Can you believe the gall? This ruling class is so out of touch with reality that they truly believe what they are spouting. My point goes back to the meaning of a public corporation. Now I know that the distinction by law is that a closely held corporation has a limited number of private stockholders and a public corporation sells its stock on the open market, so some would brush off my argument without thought. The thing we overlook is that great power to do harm lies in the hands of this “uncrowned royalty.” The United States of America was brought to its knees because these power brokers decided that No Income Verification mortgage loans, and 1% interest only loans, were a good idea. Really? Any elementary grade student could tell them that loaning money to people who didn’t have the means to repay it, was a very bad idea.

Then when they packaged their terrible decisions into stock and sold them to unwary consumers and foreign companies they walked away stuffing money in their shoes, pockets, under their hats and smiling the whole time. Who pays? We do. The common people losing jobs and businesses. That’s who pays. Heck if one of them got charged with a crime the justice system would take some money away from them. Let’s see, you get $14 million and lose half, you still walk away with more than I’ll make in my lifetime. How is that fair?

Now when you think about it, really think about it, these multi-multi-millionaires and billionaires did more damage to our country than Al Quida could ever do. They perpetrated economic terrorism on us all and when the government suggests that their compensation packages ought to be reviewed they scream to high heaven. Again I say they have a public responsibility that goes beyond the front gates of their lavish castles.

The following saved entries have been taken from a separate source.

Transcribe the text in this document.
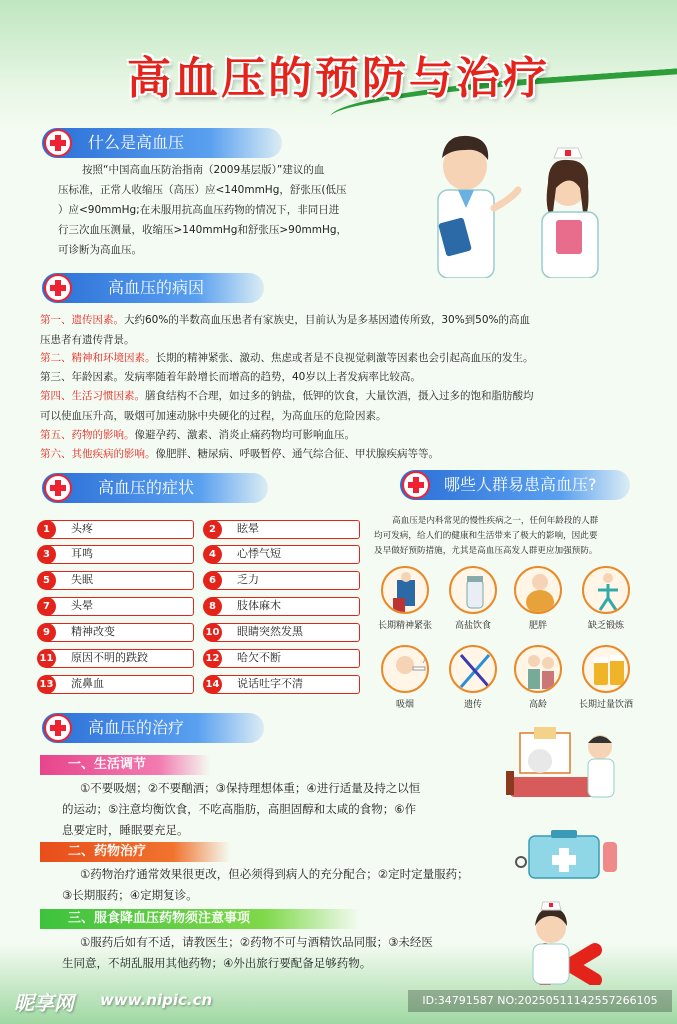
高血压的预防与治疗
什么是高血压
按照“中国高血压防治指南（2009基层版）”建议的血
压标准，正常人收缩压（高压）应<140mmHg，舒张压(低压
）应<90mmHg;在未服用抗高血压药物的情况下，非同日进
行三次血压测量，收缩压>140mmHg和舒张压>90mmHg，
可诊断为高血压。
高血压的病因
第一、遗传因素。大约60%的半数高血压患者有家族史，目前认为是多基因遗传所致，30%到50%的高血
压患者有遗传背景。
第二、精神和环境因素。长期的精神紧张、激动、焦虑或者是不良视觉刺激等因素也会引起高血压的发生。
第三、年龄因素。发病率随着年龄增长而增高的趋势，40岁以上者发病率比较高。
第四、生活习惯因素。膳食结构不合理，如过多的钠盐，低钾的饮食，大量饮酒，摄入过多的饱和脂肪酸均
可以使血压升高，吸烟可加速动脉中央硬化的过程，为高血压的危险因素。
第五、药物的影响。像避孕药、激素、消炎止痛药物均可影响血压。
第六、其他疾病的影响。像肥胖、糖尿病、呼吸暂停、通气综合征、甲状腺疾病等等。
高血压的症状
1	头疼	2	眩晕
3	耳鸣	4	心悸气短
5	失眠	6	乏力
7	头晕	8	肢体麻木
9	精神改变	10 眼睛突然发黑
11 原因不明的跌跤	12 哈欠不断
13 流鼻血	14 说话吐字不清
哪些人群易患高血压?
高血压是内科常见的慢性疾病之一，任何年龄段的人群
均可发病，给人们的健康和生活带来了极大的影响，因此要
及早做好预防措施，尤其是高血压高发人群更应加强预防。
长期精神紧张	高盐饮食	肥胖	缺乏锻炼
吸烟	遗传	高龄	长期过量饮酒
高血压的治疗
一、生活调节
①不要吸烟；②不要酗酒；③保持理想体重；④进行适量及持之以恒
的运动；⑤注意均衡饮食，不吃高脂肪，高胆固醇和太咸的食物；⑥作
息要定时，睡眠要充足。
二、药物治疗
①药物治疗通常效果很更改，但必须得到病人的充分配合；②定时定量服药；
③长期服药；④定期复诊。
三、服食降血压药物须注意事项
①服药后如有不适，请教医生；②药物不可与酒精饮品同服；③未经医
生同意，不胡乱服用其他药物；④外出旅行要配备足够药物。
昵享网 www.nipic.cn	ID:34791587 NO:20250511142557266105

Why am I so angry? I’m angry because the printing business has fallen on very hard times. Printers are closing doors, and may never reopen again. I’m sure the same is happening in other industries, but the one I am most familiar with is printing. It breaks my heart to see companies who have been around for decades and their owners who put their whole lives into their businesses reduced to shambles. Now we see printers who used to be friendly competitors, employing guerrilla tactics just to keep their businesses alive.

Write to your congressmen, write to the President, tell them that those who head public corporations need to be answerable to the public, and if they wreak havoc on the economy because of their self-serving decisions we want them individually and severally to be held responsible. We want to take away all of their toys and give them stock-boy jobs at Wall Mart. If they had to make ends meet like the rest of us I wonder how long it would take to effect real change?